Large import volumes
Despite China’s hardening approach to non-ferrous scrap imports, it has still imported a large volume of the material in recent times.
China imported a total of 2.17 million tonnes of aluminium scrap in 2017, up 13.26% compared with 2016. Among them, 618,287 tonnes were shipped from the US, according to China Customs data.
But in the first quarter of 2018, 486,512 tonnes of aluminium scrap arrived in China, which was down 7.58% year-on-year. Shipments from the US dropped 4.35% over the same period to 137,161 tonnes.
Copper scrap imports showed a more significant drop in the first quarter of 2018, with the total copper scrap volumes imported from US during this period dropping by 39.05% year-on-year to 552,696 tonnes.
As a result of the category 7 ban, US-based companies are investing in machinery to carry out processing of low-grade scrap in their own country instead of shipping material out to China to be processed, attendees said on the sidelines.
At the same time, China-based companies are also preparing to open processing facilities in alternative import locations such as Thailand and Vietnam, delegates said.
While US non-ferrous scrap shipments to China have been declining, US exporters have already reported an uptick in shipments of lower-grade scrap to some countries in Southeast Asia, including Malaysia, Thailand and Vietnam.
But any possibility of China taking a softer approach to scrap imports in a few years’ time poses a tricky dilemma for companies making these investments.
Such a situation could create “white elephants”, with companies having invested in what could become potentially unprofitable units, Lion said.
Another potential knock-on effect is the possibility of other countries adopting similar legislation to China in their approach to regulating non-ferrous scrap imports.
“What is happening in China will be enforced stricter and will probably spread over. [Scrap is] going to new markets but very likely those markets are going to copy at one point in time what China has done,” Arnaud Brunet, director general of the BIR, said.
The application of 25% tariffs on shipments on US-origin aluminum scrap and the closure of the US CCIC office until June 4 has created havoc in the markets, delegates said.
CCIC Canada was given the authority to inspect non-ferrous scrap shipments earmarked for China until June 4 in a move that market participants hoped would ease the bottleneck of material awaiting pre-shipment inspection certificates.
But Canada’s CCIC has around just 10 officers, so won’t be able to deal with the enormous volumes of containers needing certificates, David Chiao, co-founder of the US-based Uni-All Group, said.

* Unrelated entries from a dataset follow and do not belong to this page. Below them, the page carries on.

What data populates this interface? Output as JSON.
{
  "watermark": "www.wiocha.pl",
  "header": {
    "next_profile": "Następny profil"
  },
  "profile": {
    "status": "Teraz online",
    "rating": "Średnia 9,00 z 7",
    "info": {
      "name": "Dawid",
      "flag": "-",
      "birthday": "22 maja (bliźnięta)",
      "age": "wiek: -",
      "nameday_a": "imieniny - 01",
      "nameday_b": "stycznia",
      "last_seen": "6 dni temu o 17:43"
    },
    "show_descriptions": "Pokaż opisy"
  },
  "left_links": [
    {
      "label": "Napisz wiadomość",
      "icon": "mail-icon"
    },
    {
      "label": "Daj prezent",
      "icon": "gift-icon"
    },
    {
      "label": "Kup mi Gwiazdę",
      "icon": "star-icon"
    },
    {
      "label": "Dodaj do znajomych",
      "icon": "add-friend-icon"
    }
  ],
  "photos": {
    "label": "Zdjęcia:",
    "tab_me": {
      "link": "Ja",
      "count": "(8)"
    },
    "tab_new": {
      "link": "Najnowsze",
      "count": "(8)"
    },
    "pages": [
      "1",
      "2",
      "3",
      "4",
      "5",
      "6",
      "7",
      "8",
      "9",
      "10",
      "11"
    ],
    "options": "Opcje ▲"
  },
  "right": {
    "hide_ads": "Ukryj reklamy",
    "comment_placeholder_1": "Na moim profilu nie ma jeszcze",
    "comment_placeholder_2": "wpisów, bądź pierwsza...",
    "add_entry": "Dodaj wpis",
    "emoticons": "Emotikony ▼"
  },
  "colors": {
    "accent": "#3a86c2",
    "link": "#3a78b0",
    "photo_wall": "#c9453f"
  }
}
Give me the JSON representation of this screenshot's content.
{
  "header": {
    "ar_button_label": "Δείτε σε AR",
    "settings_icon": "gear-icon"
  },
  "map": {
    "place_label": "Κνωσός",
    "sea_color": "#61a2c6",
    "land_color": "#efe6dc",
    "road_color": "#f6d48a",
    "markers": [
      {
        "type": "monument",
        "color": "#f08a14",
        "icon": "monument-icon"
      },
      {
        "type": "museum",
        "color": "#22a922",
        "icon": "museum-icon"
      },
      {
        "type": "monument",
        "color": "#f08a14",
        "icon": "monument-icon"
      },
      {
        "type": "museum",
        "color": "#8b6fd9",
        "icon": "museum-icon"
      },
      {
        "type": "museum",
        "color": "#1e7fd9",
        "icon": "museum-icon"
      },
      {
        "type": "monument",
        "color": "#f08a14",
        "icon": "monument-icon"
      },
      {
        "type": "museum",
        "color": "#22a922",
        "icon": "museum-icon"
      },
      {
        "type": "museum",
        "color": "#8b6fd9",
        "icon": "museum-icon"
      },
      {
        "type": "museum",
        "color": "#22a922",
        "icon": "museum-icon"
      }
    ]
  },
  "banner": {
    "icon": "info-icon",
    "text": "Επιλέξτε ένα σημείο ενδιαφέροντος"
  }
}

Regardless, with thousands of non-ferrous scrap containers now stuck in limbo following China’s sudden suspension of its North American customs inspection division, market participants are holding their breath for the previously announced June 4 restart of the CCIC North America operations.
Meanwhile, many containers of non-ferrous scrap have been diverted to Hong Kong but many of its ports are now overloaded and are refusing to take any more material, delegates said on the sidelines.
Counting the cost
The economic cost of the difficult trading relationship between China and the US could be vast, Tom Bird said.

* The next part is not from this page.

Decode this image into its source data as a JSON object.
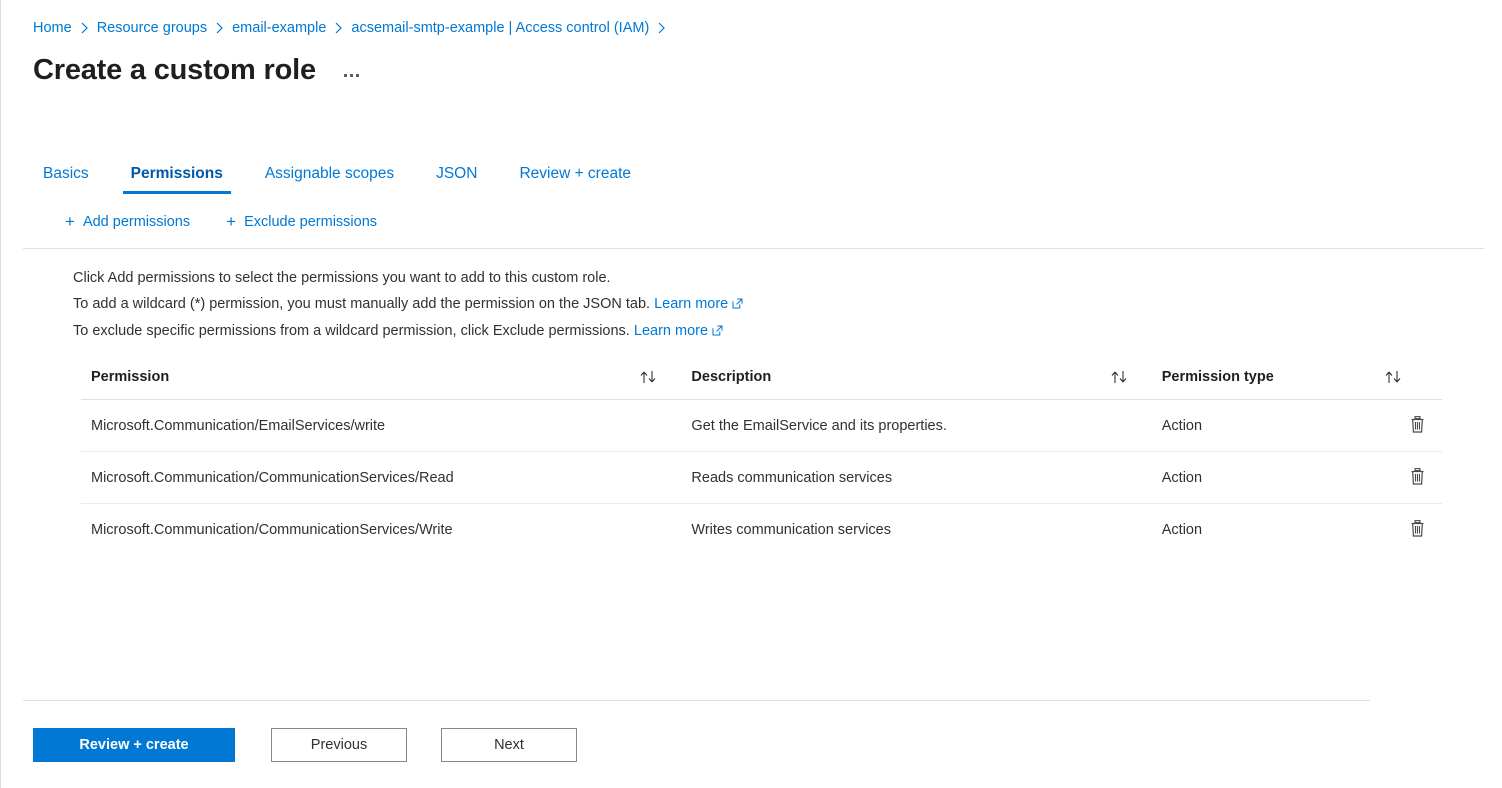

“It is estimated that one month’s suspension of shipments will cost US exporters alone $400 million and another $100 million associated with market value and shipment diversions to other destinations such as India and Korea," he said.
“Although the impact is being felt mainly by the US, Europe is not immune with far more stringent inspection protocols leading to confusion and shipment delays," he added.
If a “full-blown global trade war” was to take place, around $2.30 trillion would be wiped off global trade by 2021, Bird said. China and the US would be the largest losers, accounting for a $1.40 trillion loss and Europe would see a loss of $360 billion by 2021.
Susan Zou in Shanghai and Brad MacAulay in Pittsburgh contributed to this report.